Columnar databases often require the data to be of a uniform type, which presents an opportunity for data compression.

Columnar databases have been around since the early 1970s. Sybase IQ, for example, is one of these, and was for many years the only commercial columnar database.

But of the recent (mostly open source) projects that are part of the NoSQL conversation, there are a few databases that are an evolution of basic key-value stores in that they feature a richer data model. You can think of these columnar databases as multidimensional key-value stores or distributed hash tables that, instead of supporting merely straight key-value pairs, allow for arrangements called column families to help organize columns and provide a richer model. These are Google’s Bigtable, HBase, Hypertable, and Cassandra.

Google’s Bigtable is really the parent of the modern columnar databases. It is proprietary, but there are a few published papers on its design, and each of the other columnar databases discussed are implementations that closely follow Bigtable’s design or, as in the case of Cassandra, take certain key ideas from Bigtable.

Google Bigtable

Bigtable is Google’s internally used custom database, designed to scale into the petabyte range. Bigtable is described in the paper published by Google in 2006 called “Bigtable: A Distributed Storage System for Structured Data.” The goals of the project are stated in that paper: “wide applicability, scalability, high performance, and high availability.” Bigtable is used extensively within Google as the underlying data store, supporting more than 60 projects, including Gmail, YouTube, Google Analytics, Google Finance, Orkut, Personalized Search, and Google Earth. Bigtable runs on top of the Google File System (GFS).

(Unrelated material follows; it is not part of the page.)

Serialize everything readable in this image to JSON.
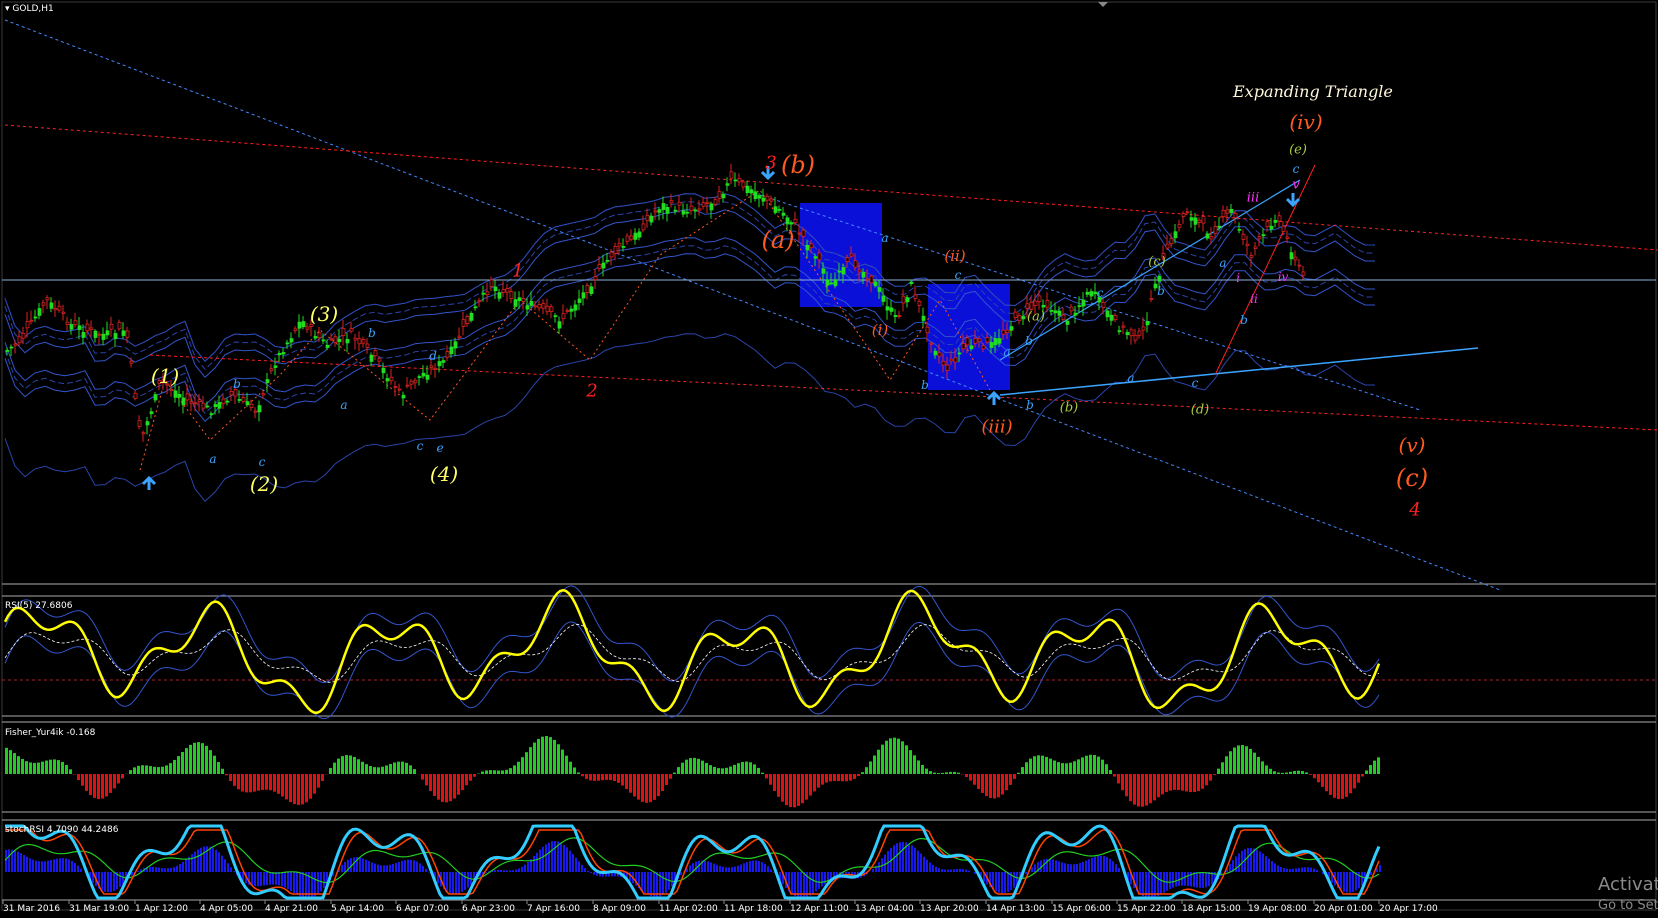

It is useful to understand Bigtable, at least to a certain degree, because many of its attributes and design decisions are explicitly copied in Cassandra. Although Cassandra gets its design for consistency and partition tolerance from Amazon Dynamo, Cassandra’s data model is based more closely on Bigtable’s. For example, Cassandra borrows from Bigtable (sometimes with modification) the implementation of SSTables, memtables, Bloom filters, and compactions (see the Glossary for definitions of these terms; they are explored in detail elsewhere in this book as appropriate). In this way, Cassandra supports a somewhat richer data model than Dynamo, something more flexible and layered than a simple key-value store, as it supports sparse, semistructured data.

Note

I very much encourage you to read the Google Bigtable paper; it’s an excellent read. However, keep in mind that although Cassandra borrows many key ideas from Bigtable, it is not generally a 1:1 correspondence in ideas or implementation. For example, Bigtable defines master and slave nodes, and while Cassandra’s data model and storage mechanism are based on Bigtable and use the same terminology in many places, it’s not always the case. For example, Bigtable reads and writes are close but not identical to their Cassandra implementations; Bigtable defines a Tablet structure that is not strictly present in Cassandra; and so on. You can read the paper at http://labs.google.com/papers/bigtable.html.

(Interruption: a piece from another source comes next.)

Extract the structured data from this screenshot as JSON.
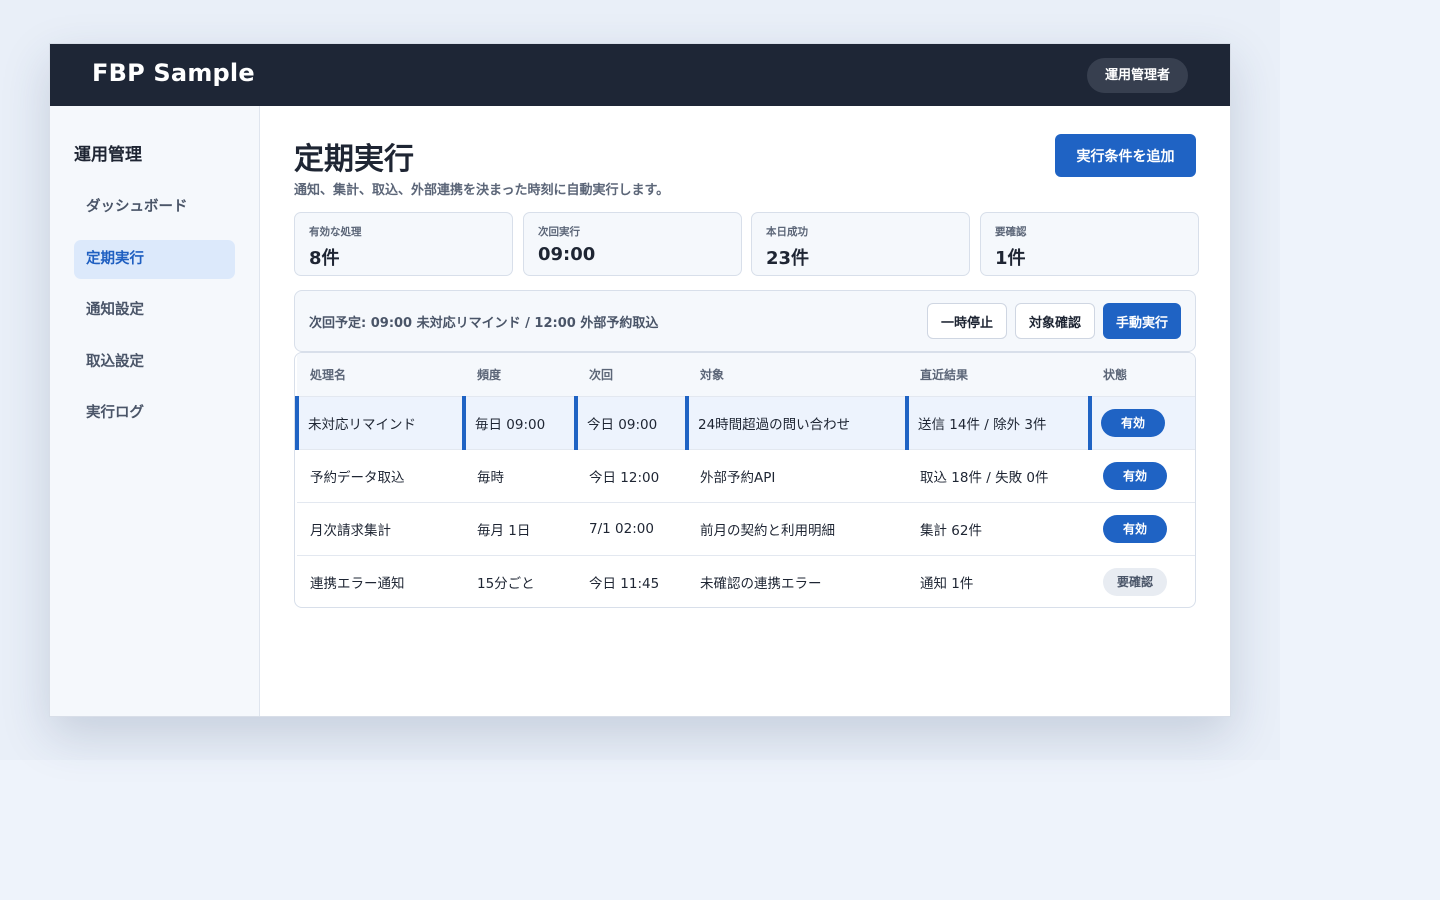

Cassandra does contrast with Bigtable in several areas, however, not least of which is that Cassandra maintains a decentralized model. In Bigtable there is a master server that controls operations using the Chubby persistent distributed locking mechanism; in Cassandra, all the nodes are on even par with no centralized control, and they communicate using a gossip model.

Bigtable relies on a distributed lock service called Chubby for several different things: ensuring that there is at most a single master replica at any given time; managing server bootstrapping, discovery, and death; and storing the schema information.

  • Website: None, but you might be interested in a related project called Google Fusion Tables, which is available at http://tables.googlelabs.com.

  • Orientation: Columnar

  • Created: By Google, Inc. Development started in 2004, with the paper published in 2006.

  • Implementation language: C++

  • Distributed: Yes

  • Storage: Google File System (GFS). Files are divided into 64-megabyte chunks, and a typical write operation will only ever append to the files in order to provide maximum throughput. GFS has as a driving principle that the filesystem must run on banks of inexpensive commodity servers, which can be prone to failure, and therefore it must be able to manage availability in such a scenario. Bigtable features two server types: one master node and many chunkservers. The chunkservers store the data chunk files, and the master node stores all of the metadata about the chunks, such as the location of some particular piece of data. This is a clear point where Cassandra diverges from Bigtable’s design, as Cassandra nodes are all the same and there is no master server centrally controlling the ring.

  • Schema: The data model in Bigtable is a sparse, distributed, multidimensional sorted map. It allows you to store data in a richer way than, say, Amazon SimpleDB, as you can use list types. The map is indexed using a row key, a column key, and a timestamp; the values themselves are uninterpreted byte arrays.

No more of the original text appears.